Des milliers de militants pro-démocratie ont bravé ce 31 août l’interdiction de manifester et sont descendus dans les rues, après l’arrestation de plusieurs personnalités du mouvement.

Arguant les échauffourées du 25 août, parmi les plus graves depuis le début de la contestation en juin, la police a justifié la décision d’interdire la manifestation prévue ce 31 août.

5ème anniversaire du refus d’organiser des élections au suffrage universel

Cependant, les autorités ont averti la population contre le risque de « graves perturbations ». En effet, pour contourner l’interdiction, des appels avaient été lancés à organiser sur l’île des rassemblements religieux, ne demandant pas les mêmes autorisations.

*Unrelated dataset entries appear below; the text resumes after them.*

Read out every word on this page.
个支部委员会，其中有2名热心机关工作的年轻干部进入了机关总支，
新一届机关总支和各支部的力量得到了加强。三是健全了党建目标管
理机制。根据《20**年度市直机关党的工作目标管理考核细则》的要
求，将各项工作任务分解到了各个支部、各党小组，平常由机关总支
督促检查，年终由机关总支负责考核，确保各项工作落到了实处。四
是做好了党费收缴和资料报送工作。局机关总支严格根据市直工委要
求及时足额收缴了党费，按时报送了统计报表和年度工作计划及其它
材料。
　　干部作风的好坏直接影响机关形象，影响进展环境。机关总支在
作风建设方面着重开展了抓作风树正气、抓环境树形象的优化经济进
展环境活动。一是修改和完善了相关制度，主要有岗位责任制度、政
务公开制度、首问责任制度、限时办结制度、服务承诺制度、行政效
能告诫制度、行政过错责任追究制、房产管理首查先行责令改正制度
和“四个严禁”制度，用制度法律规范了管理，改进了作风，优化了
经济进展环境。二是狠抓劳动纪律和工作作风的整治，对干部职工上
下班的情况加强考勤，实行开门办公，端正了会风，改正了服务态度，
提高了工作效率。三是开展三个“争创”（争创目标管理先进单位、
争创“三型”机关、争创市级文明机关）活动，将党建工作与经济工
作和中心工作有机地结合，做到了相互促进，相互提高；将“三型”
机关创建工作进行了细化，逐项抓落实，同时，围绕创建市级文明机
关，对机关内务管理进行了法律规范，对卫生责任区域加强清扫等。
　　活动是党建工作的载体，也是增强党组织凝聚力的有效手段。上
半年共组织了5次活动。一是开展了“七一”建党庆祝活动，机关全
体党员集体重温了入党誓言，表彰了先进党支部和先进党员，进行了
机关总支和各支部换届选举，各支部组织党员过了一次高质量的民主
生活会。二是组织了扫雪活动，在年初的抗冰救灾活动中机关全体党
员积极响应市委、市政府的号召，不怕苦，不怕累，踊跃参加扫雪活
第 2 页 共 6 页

Plusieurs milliers de personnes se sont réunies dans un stade du quartier de Wanchai (centre). En prévision de heurts, la police a érigé de nouvelles barrières autour du Bureau de liaison, regroupant les antennes du gouvernement central chinois et déployé des canons à eau.

Ce 31 août marque le cinquième anniversaire du refus par Beijing d’organiser des élections au suffrage universel à Hong Kong. Cette décision avait déclenché le « Mouvement des parapluies » de 2014, qui aura duré 79 jours d’occupation du coeur financier et politique de la ville.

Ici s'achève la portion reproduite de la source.